Di bulan ke tujuh, rasa canduku hampir hilang. Keinginan itu hanya sebatas terlintas sejenak di pikiran. Lalu dengan wudhu dan solat sunah dua rakaat, keinginan itu lenyap.

Di bulan ke sepuluh, aku merasa sudah begitu dekat dengan Tuhan. Tidak ada lagi candu dalam diri. Solat sunah wudhu, duha, tahajud, dzikir pagi sore, membaca, mentadaburi dan mengahafal alquran menjadi amalan penghias hari-hariku. Pun dengan puasa senin kamis telah menjadi kebiasaan yang terlalu sayang untuk di lewatkan.

Pemahaman agama ku sekarang bertambah seiring dengan berat badanku yang juga ikut bertambah. Aku berjanji pada kyai Bisri, akan kembali lagi ke pesantren ini setelah skripsi ku selesai.
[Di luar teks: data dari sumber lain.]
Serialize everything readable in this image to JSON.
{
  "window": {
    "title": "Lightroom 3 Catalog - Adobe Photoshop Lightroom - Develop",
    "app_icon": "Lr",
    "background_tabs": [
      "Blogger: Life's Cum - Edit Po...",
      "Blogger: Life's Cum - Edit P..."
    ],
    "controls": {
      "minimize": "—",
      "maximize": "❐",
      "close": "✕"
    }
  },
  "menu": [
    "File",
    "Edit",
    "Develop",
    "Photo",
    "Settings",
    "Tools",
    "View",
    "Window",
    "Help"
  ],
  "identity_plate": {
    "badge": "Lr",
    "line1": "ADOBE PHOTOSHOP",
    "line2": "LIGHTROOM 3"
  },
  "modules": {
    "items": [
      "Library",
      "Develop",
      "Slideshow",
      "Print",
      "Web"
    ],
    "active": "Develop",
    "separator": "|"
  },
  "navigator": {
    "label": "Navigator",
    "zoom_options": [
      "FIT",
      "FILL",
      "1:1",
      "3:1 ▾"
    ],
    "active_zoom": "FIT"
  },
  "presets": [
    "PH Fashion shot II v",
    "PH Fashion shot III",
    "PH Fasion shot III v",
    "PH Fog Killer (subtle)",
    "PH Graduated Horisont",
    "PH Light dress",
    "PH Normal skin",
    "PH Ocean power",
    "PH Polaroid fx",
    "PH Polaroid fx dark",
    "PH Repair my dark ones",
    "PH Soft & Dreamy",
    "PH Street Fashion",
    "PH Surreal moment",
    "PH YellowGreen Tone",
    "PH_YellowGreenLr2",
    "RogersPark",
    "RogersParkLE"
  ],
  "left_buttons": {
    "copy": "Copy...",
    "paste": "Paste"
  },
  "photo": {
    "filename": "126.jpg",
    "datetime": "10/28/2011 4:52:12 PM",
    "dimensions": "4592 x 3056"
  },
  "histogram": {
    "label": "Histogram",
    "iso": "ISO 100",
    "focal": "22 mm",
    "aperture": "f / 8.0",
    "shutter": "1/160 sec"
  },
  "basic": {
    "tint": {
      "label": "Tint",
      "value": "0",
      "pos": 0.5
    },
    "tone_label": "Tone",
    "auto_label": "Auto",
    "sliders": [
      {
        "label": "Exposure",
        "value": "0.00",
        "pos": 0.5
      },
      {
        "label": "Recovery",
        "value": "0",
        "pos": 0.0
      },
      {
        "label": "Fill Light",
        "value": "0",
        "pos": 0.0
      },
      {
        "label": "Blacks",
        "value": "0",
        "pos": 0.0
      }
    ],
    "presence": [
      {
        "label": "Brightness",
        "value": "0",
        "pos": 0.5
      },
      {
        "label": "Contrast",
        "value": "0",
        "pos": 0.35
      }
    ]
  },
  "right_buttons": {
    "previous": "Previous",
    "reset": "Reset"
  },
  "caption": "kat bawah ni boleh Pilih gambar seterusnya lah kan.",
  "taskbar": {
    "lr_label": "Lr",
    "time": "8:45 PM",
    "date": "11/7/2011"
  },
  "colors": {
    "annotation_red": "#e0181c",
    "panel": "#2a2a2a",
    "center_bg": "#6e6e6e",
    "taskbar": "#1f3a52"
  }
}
Bekal ku dirasa belum cukup untuk menjalani hari-hari di gemerlap kota Jakarta dalam waktu yang lama. “gus berdoa semoga Alloh selalu melindungi mu” ucap kyai Bisri saat melepas kepergianku. Tatapannya meneduhkan. Membuat aku ingin berlama-lama mencium tangannya dan memeluknya. Pelukan seorang anak terhadap ayahnya.
**

Kali ini si bayi mulai menangis. Seperti nya akibat dari hawa panas yang menyelimuti seisi gerbong kereta. Ibu itu lalu membuka baju si bayi. Tapi tetap saja si bayi terus menangis seakan hendak menyampaikan sesuatu. Tapi tidak bisa. Si bayi tidak tahu bagaimana cara menyampaikan sesuatu selain dengan menangis. Pun si ibu itu, belum mengerti dengan apa yang ingin disampaikan si bayi.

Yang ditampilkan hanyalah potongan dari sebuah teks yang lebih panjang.